Fattori dell'Apprendimento

Fattori Intrinseci

  • La motivazione: Si apprende meglio se lo studente è predisposto all'apprendimento.
  • Capacità strutturali e funzionali: Ogni carenza crea difficoltà; l'insegnante deve risolvere o attenuare il deficit.
  • Apprendimento e limitazioni: Ogni studente ha un proprio modello di apprendimento a cui l'insegnante deve conformarsi.
  • Self-Learning: Una modalità in cui ogni scoperta deriva dalla ricerca personale.
  • Definizione degli obiettivi: Sviluppo di competenze complesse basate su quelle precedenti.
  • Feedback: Ricevere informazioni sulla prestazione per migliorarla.

Fattori Estrinseci

Sono i fattori più facilmente modificabili:

  • Relazioni sociali in classe (ambiente democratico ma controllato).
  • Metodi e omogeneità del gruppo di studenti.
  • Forma di insegnamento (ascolto, imitazione visiva, ausiliari).
  • Durata del corso e progressione.
  • Quantità e intensità dell'esercizio (evitare l'eccesso).
  • Correzione degli errori (la pratica da sola non assicura la perfezione).
  • Valutazione degli obiettivi (accessibili e bilanciati).
  • Condizioni ambientali e fattori socio-culturali.

Stili di Apprendimento

Metodi Didattici

  • Globale: Pura (senza cambiamenti), con polarizzazione dell'attenzione (focus), o con modifica dell'attuazione. Utile per lezioni semplici.
  • Analitica: Pura (parti separate), progressiva (parti assimilate in sequenza), o sequenziale.

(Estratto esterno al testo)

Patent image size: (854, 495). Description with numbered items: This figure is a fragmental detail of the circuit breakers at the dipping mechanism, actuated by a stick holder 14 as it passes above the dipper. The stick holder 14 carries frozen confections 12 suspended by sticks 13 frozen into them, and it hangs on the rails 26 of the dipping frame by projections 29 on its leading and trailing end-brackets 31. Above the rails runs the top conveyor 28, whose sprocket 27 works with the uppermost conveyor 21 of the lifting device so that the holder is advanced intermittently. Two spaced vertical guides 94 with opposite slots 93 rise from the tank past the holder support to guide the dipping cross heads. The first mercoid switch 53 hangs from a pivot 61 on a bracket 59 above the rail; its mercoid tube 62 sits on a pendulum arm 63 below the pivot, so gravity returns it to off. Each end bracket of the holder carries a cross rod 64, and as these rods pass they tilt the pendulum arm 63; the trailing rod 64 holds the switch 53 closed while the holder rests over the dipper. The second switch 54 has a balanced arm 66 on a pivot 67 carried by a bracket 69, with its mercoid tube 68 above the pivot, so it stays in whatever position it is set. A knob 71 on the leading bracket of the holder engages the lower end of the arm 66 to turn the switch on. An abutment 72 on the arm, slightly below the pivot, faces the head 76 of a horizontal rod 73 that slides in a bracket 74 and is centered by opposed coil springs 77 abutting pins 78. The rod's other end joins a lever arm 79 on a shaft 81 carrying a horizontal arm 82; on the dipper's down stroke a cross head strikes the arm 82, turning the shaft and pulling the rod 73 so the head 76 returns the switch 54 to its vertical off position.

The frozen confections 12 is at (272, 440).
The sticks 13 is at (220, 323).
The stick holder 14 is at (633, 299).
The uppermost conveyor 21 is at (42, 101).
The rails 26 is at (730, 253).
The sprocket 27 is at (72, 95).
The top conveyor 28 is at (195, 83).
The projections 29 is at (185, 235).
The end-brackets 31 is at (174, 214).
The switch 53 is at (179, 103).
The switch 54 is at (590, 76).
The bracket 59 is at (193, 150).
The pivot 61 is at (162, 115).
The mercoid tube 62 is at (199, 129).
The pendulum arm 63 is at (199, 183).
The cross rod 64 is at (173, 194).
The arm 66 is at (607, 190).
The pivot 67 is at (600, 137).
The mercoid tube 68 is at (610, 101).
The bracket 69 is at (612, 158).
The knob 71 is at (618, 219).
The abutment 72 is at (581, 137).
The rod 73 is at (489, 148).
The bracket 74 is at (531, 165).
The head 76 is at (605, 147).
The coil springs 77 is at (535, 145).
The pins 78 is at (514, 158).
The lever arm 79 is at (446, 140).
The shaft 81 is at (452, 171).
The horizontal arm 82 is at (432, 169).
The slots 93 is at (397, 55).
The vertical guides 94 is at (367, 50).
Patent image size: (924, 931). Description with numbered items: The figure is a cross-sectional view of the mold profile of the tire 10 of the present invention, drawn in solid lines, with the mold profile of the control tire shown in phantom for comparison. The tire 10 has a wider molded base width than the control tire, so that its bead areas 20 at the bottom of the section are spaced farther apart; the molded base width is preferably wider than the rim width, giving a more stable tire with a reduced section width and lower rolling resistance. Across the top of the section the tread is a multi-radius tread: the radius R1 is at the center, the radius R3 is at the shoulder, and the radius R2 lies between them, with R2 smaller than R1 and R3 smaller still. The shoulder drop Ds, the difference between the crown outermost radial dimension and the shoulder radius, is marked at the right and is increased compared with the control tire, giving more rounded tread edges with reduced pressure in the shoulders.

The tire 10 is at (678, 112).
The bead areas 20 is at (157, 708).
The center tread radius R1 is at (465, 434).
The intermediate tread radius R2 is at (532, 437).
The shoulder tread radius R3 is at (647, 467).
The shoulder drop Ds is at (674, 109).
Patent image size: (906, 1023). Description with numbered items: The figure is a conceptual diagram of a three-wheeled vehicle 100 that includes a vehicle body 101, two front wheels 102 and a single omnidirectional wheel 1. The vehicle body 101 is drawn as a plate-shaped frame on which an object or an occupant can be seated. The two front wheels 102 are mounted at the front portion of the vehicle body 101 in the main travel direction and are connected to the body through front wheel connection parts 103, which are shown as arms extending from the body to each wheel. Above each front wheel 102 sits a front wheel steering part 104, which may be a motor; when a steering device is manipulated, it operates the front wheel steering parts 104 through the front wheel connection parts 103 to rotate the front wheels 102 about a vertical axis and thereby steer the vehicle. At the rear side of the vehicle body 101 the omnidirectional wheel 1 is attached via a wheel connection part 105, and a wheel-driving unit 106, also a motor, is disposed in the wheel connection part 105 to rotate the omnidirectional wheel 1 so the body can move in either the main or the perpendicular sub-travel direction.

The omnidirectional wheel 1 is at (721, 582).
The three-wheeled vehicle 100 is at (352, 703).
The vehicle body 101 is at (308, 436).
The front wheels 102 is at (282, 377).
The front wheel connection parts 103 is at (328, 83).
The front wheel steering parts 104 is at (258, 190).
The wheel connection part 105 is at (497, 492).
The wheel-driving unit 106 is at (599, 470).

Per operazioni complesse.
  • Misto: Combinazione di globale e analitica.

Tipologie di Pratica

  • Massiva: Tutto in una sessione.
  • Distribuita: In gruppi o sessioni separate.

Stili di Insegnamento

  1. Controllo diretto: L'insegnante prende tutte le decisioni; controllo basato sull'ordine e sulla trasmissione della conoscenza.
  2. Assegnazione di compiti: L'insegnante decide il compito, ma c'è una maggiore individualizzazione; socialità minima.
  3. Insegnamento reciproco: Lo studente sceglie il compito entro un programma strutturato dal docente; lavoro a coppie (uno esegue, l'altro osserva e corregge).
  4. Piccoli gruppi: Simile al reciproco, ma con più studenti, garantendo l'alternanza tra esecuzione e osservazione.
  5. Programmi individuali: Auto-valutazione; il docente determina il lavoro individualmente rispettando i ritmi di apprendimento. Richiede studenti responsabili.
  6. Scoperta guidata: L'insegnante non fornisce il modello ma guida verso la soluzione tramite approcci verbali e motori. Grande sviluppo cognitivo.
  7. Risoluzione dei problemi: Il docente pone un problema con più soluzioni possibili per stimolare la creatività e il coinvolgimento cognitivo.
  8. Creatività: Stimola risposte spontanee e originali utilizzando la sineddica (collegamento di elementi diversi).

Obiettivi Didattici

Tassonomia di Bloom

  • Cognitivo: Ricerca intellettuale (comprensione, analisi, implementazione, sintesi e valutazione).
  • Psicomotorio: Competenze fisiche (frequenza, potenza e durata).
  • Affettivo: Internalizzazione del comportamento (ricezione, risposta e valore).

Design di Mager

  • Soggetto (Chi): Si riferisce agli studenti.
  • Comportamento (Cosa): Descrive ciò che ci si aspetta che il pubblico sappia fare.
  • Condizioni (Come): I requisiti in cui deve avvenire l'azione.
  • Criterio (Grado): Determina i parametri per una prestazione accettabile.

Classificazione degli Obiettivi

  • Generali: Competenze acquisite a lungo termine (es. sviluppare la capacità di muoversi nello spazio).
  • Specifici: Raggiunti a breve termine in un'unità didattica (es. apprendimento della tecnica di corsa).
  • Terminali: Obiettivi misurabili (es. percorrere 2000 m in meno di 12 minuti).